Batıda (Aydın-Germencik) jandarma, hatta  vali desteği ile Kürt işçilere yönelik linç girişimi şimdilik Kürt halkının sağduyusuna takılıp kalıyor. Aynı eylemler Doğu’da karşılık bulmuyor…Düşünsenize; Her linç girişiminin sonrası Doğuda yaşayan Türklere ya da Türk köylerine  Kürtler tarafından aynı şiddette saldırılar yapılmış olsun. “Siz bizimkilere linç girişiminde bulunursanız, bu yüzden biz de sizinkilere yaparız” mantıksızlığını gerekçe göstererek.
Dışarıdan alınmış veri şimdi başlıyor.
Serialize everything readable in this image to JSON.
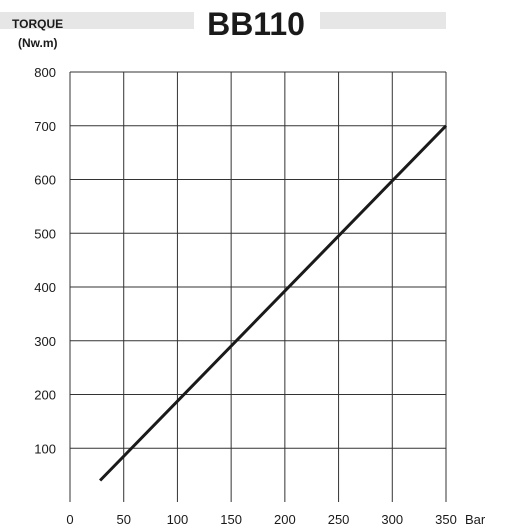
{
  "chart_data": {
    "type": "line",
    "title": "BB110",
    "ylabel_lines": [
      "TORQUE",
      "(Nw.m)"
    ],
    "xlabel": "Bar",
    "xlim": [
      0,
      350
    ],
    "ylim": [
      0,
      800
    ],
    "x_ticks": [
      0,
      50,
      100,
      150,
      200,
      250,
      300,
      350
    ],
    "y_ticks": [
      100,
      200,
      300,
      400,
      500,
      600,
      700,
      800
    ],
    "grid": true,
    "series": [
      {
        "x": [
          28,
          350
        ],
        "y": [
          40,
          700
        ]
      }
    ]
  },
  "colors": {
    "line": "#1a1a1a",
    "grid": "#333333",
    "title_band": "#e6e6e6"
  }
}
Eminim jandarma ya da polis doğuda Türklere yapılacak linç girişimlerini batıdaki faşistlerin Kürtlere yaptığı linç girişimlerinde gösterdiği kadar hoşgörü ile karşılamayacaktır.Ölümlere varacak olan silahlı müdahaleler yapacağından kimsenin şüphesi yoktur. Fakat Ölümlerle de sonuçlansa bir gün gelecek batıdaki faşist saldırılar doğuda mutlaka karşılık bulacaktır.(Eğer bu günden adil bir önlem alınmazsa)

Medya,basın STK lar Batıda hotlayan ırkçılığa hiçbir tedbir almamakta; Aksine faşizmi cesaretlendirecek  görüntüleri yayınlamaktadır. Faşistleri “öfkeli vatandaş” diye tanımlayıp linç girişimlerinin haklı nedenlere dayandığını empoze etmektedir.Doğudaki Kürtleri “Müslümanız, din kardeşiyiz” diyerek uyutan Fethullahçı cemaat batıdaki bu faşist sürüsüne “Biz müslümanız,din kardeşiyiz” deme gereğini hissetmiyor bile.

Batıda hızla gelişen ırkçılık, ne yazık ki resmi toleransla büyüme trendi içinde…Şimdilik Kürtlerin müthiş sağduyusu tehlikeyi önlemekte ve olayların doğuya sıçramasını engellemektedir.Asıl tehlike bu ırkçılığın doğuya da sıçraması sonucu olacaktır. Batıda faşist sürülerince linçe uğramış masum bir Kürdün intikamını doğuda yaşayan masum bir Türk’ten alma duygusu felaketlerin sebebi olur.İşte o zaman asıl bölünmeden bahsedebiliriz.

30 yıldır yaşanan süreç hep PKK ile devlet arasında yaşanmış olarak kabul edildiğinden saflar hiçbir zaman netleşmemiştir.Boşaltılan köyler,işkenceler, faili meçhullere rağmen Kürtler asla Türklere düşmanlık beslememişlerdir.

Ama Faşist gruplar PKK dışında Kürtleri de düşman ilan ederse,  ve her B.. n sebeple Kürtlere linç girişiminde bulunurlarsa,korkarım Kürtler de ırkçılaşmaya başlar. Ve Bin yıllık samimi kardeşliği unutup Türk düşmanlığı ilkelliğine bürünürler.Bu durum PKK sempatizanları ile sınırlı kalmaz.

Hatta Fetthullahcıların asimile ettiğini sandığı Kürtler bile ilk silaha sarılanlar olacaktır.